Suzanne and Society

14 08 2011

Category; Criminal Law, Politics

© Getty

Someone I’ll call Suzanne was on my mind recently, while society watched, horrified, as the certainty of order disappeared.

Throughout Britain, smiling as they smashed in shops to take what they felt like or simply burn the place down, I saw lots of Suzannes.

I first met Suzanne because she’d been charged with theft. The childrens’ home she lived in, or rather was based in, had called the police after she had demanded a pound for an ice-cream and, when they had refused because of some rule infraction, she had gone and taken the pound anyway. They called the police because she took a pound. And the police came. And they arrested her. And the CPS charged her. And she was sent to court. Because she stole a pound for an ice-cream.

She was fifteen and faced a slew of charges relating to similar petty offences; stealing things, breaking things, hitting and spitting at the police arresting her, that sort of thing. School was a distant memory, she’d disappear for days at a time. Older men had put her on the game. Her mother, who had been unable to cope with her, came to every hearing.

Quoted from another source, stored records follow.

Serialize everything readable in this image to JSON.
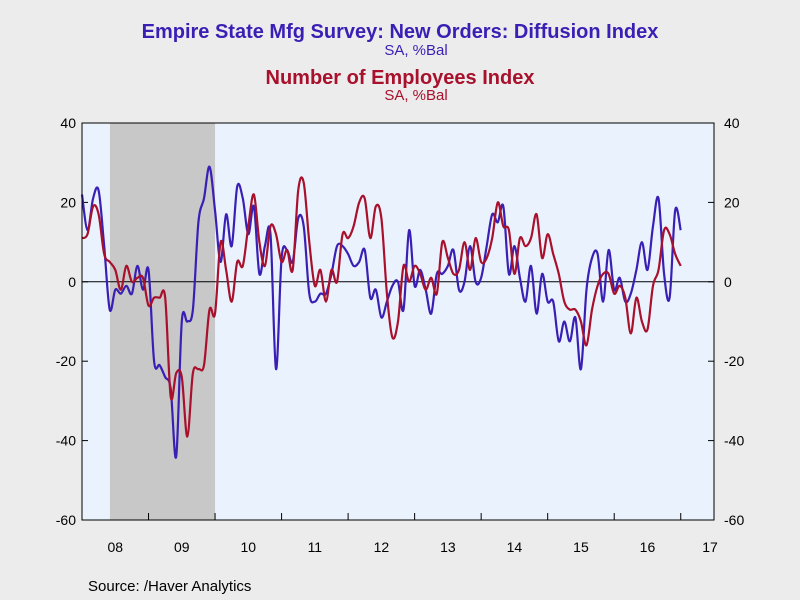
{
  "chart_data": {
    "type": "line",
    "title": "Empire State Mfg Survey: New Orders: Diffusion Index",
    "subtitle": "SA, %Bal",
    "title2": "Number of Employees Index",
    "subtitle2": "SA, %Bal",
    "xlabel": "",
    "ylabel": "",
    "ylim": [
      -60,
      40
    ],
    "yticks": [
      -60,
      -40,
      -20,
      0,
      20,
      40
    ],
    "xlim": [
      2007.5,
      2017.0
    ],
    "x_tick_labels": [
      "08",
      "09",
      "10",
      "11",
      "12",
      "13",
      "14",
      "15",
      "16",
      "17"
    ],
    "x_tick_positions": [
      2008,
      2009,
      2010,
      2011,
      2012,
      2013,
      2014,
      2015,
      2016,
      2017
    ],
    "recession": {
      "start": 2007.92,
      "end": 2009.5
    },
    "zero_line": true,
    "grid": false,
    "series": [
      {
        "name": "Empire State Mfg Survey: New Orders: Diffusion Index",
        "color": "#3a1fb5",
        "start": 2007.5,
        "step": 0.08333,
        "values": [
          22,
          13,
          21,
          23,
          9,
          -7,
          -2,
          -3,
          -1,
          -3,
          4,
          -2,
          3,
          -20,
          -21,
          -24,
          -27,
          -44,
          -10,
          -10,
          -7,
          15,
          21,
          29,
          18,
          5,
          17,
          9,
          24,
          21,
          12,
          19,
          2,
          9,
          12,
          -22,
          6,
          8,
          5,
          16,
          14,
          -3,
          -5,
          -3,
          -3,
          2,
          9,
          9,
          7,
          4,
          5,
          8,
          -4,
          -2,
          -9,
          -5,
          -1,
          0,
          -7,
          13,
          -1,
          3,
          -2,
          -8,
          2,
          2,
          4,
          8,
          -2,
          0,
          9,
          0,
          1,
          9,
          17,
          15,
          19,
          2,
          9,
          1,
          -5,
          4,
          -8,
          2,
          -5,
          -5,
          -15,
          -10,
          -15,
          -9,
          -22,
          -2,
          6,
          7,
          -5,
          8,
          -2,
          1,
          -5,
          -3,
          3,
          10,
          3,
          14,
          21,
          2,
          -4,
          18,
          13
        ],
        "smooth": true
      },
      {
        "name": "Number of Employees Index",
        "color": "#a8102c",
        "start": 2007.5,
        "step": 0.08333,
        "values": [
          11,
          12,
          19,
          17,
          7,
          5,
          3,
          -2,
          4,
          0,
          1,
          1,
          -6,
          -4,
          -4,
          -4,
          -29,
          -23,
          -24,
          -39,
          -23,
          -22,
          -21,
          -7,
          -8,
          10,
          3,
          -5,
          5,
          4,
          14,
          22,
          10,
          4,
          14,
          12,
          5,
          8,
          3,
          23,
          25,
          10,
          -1,
          3,
          -5,
          3,
          0,
          12,
          11,
          14,
          20,
          21,
          11,
          19,
          16,
          -3,
          -14,
          -10,
          4,
          0,
          4,
          2,
          -2,
          1,
          -3,
          10,
          6,
          2,
          3,
          10,
          3,
          11,
          5,
          6,
          11,
          20,
          14,
          13,
          2,
          11,
          9,
          11,
          17,
          6,
          12,
          7,
          2,
          -5,
          -7,
          -7,
          -10,
          -16,
          -7,
          -1,
          2,
          2,
          -3,
          -1,
          -4,
          -13,
          -4,
          -10,
          -12,
          -1,
          3,
          13,
          12,
          7,
          4
        ],
        "smooth": true
      }
    ]
  },
  "source": "Source:  /Haver Analytics",
  "colors": {
    "background": "#ececec",
    "plot_bg": "#eaf3fd",
    "recession": "#c8c8c8",
    "series1": "#3a1fb5",
    "series2": "#a8102c"
  }
}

Suzanne taught me how profoundly society was failing her generation. Agencies and systems processed her with none really taking any responsibility. Social services became an adjunct to school, police to both and the courts to society. It wasn’t a lack of money; it was a lack of will and fixed purpose. The welfare of this girl, and, through that the welfare of society. That was the fixed purpose we should have all focused on, but targets, rights, careers and getting through the day got in the way of that.

She didn’t care when the police were called when she had a tantrum or stole a pound. It got her attention; isn’t that what tantrums are for? She didn’t care about going to court, where she met up with friends and was the centre of attention, she didn’t care about custody. She didn’t care about anything much.

If she’d thought about it she’d probably have taken delight in the thousands and thousands of pounds society spent on her misbehaviour, on getting her assessed, accommodated, arrested and tried. Agencies hobbled by targets and procedures, a confrontational legal system where rights and requirements trumped the best interests of a girl. A girl processed by the systems that society provides rather than concentrating on what she needed. And the hundreds of thousands like her.

A system that wasn’t working for her, for all the individuals whose jobs brought them into contact with her, or society in general.